To access NFS shares, user VMs (nova instances) are provisioned with an additional NIC that connects to the Storage NFS network. Export locations for CephFS shares appear as standard NFS IP:<path> tuples using the NFS-Ganesha server’s VIP on the StorageNFS network. Access control for user VMs is done using the user VM’s IP on that network.

Neutron security groups prevent the user VM belonging to tenant 1 from accessing a user VM belonging to tenant 2 over the StorageNFS network. Tenants share the same CephFS filesystem but tenant data path separation is enforced because user VMs can only access files under export trees: /path/to/share1/…., /path/to/share2/…. Shared File System service with CephFS via NFS fault tolerance

When OpenStack director starts the Ceph service daemons, they manage their own high availability (HA) state and, in general, there are multiple instances of these daemons running. By contrast, in this release, only one instance of NFS-Ganesha can serve file shares at a time.

To avoid a single point of failure in the data path for CephFS via NFS shares, NFS-Ganesha runs on an OpenStack controller node in an active-passive configuration managed by a Pacemaker-Corosync cluster. NFS-Ganesha acts across the controller nodes as a virtual service with a virtual service IP address.

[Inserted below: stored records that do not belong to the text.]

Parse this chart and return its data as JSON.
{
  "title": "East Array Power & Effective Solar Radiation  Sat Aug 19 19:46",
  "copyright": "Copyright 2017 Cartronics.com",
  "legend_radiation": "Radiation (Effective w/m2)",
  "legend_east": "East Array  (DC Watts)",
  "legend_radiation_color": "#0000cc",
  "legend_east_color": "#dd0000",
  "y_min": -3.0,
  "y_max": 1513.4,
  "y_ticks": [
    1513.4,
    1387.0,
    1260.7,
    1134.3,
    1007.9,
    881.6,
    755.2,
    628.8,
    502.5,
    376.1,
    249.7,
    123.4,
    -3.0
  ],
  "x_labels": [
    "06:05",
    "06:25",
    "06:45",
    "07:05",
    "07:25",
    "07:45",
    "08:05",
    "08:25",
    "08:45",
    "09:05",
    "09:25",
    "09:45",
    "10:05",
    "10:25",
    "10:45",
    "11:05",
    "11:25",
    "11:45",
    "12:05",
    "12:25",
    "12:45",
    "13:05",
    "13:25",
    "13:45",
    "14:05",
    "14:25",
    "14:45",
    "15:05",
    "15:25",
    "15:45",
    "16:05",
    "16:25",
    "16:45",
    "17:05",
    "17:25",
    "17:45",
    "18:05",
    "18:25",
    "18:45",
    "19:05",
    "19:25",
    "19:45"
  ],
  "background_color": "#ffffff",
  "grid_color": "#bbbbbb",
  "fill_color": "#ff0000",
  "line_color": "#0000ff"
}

If a controller fails (or the service on a particular controller node fails and cannot be recovered on that node) Pacemaker-Corosync starts a new NFS-Ganesha instance on a different controller using the same virtual IP. Existing client mounts are preserved because they use the virtual IP for the export location of shares.

Using default NFS mount-option settings and NFS 4.1 or greater, after a failure, TCP connections are reset and clients reconnect. I/O operations temporarily stop responding during failover, but they will not fail. Application I/O also stops responding, but resumes after failover completes.

New connections, new lock-state, and so forth are refused until after a grace period of up to 90 seconds during which the server waits for clients to reclaim their locks. NFS-Ganesha keeps a list of the clients and will exit the grace period earlier, if it sees that all clients reclaimed their locks.


The default value of the grace period is 90 seconds. This value is tunable through the NFSv4 Grace_Period configuration option.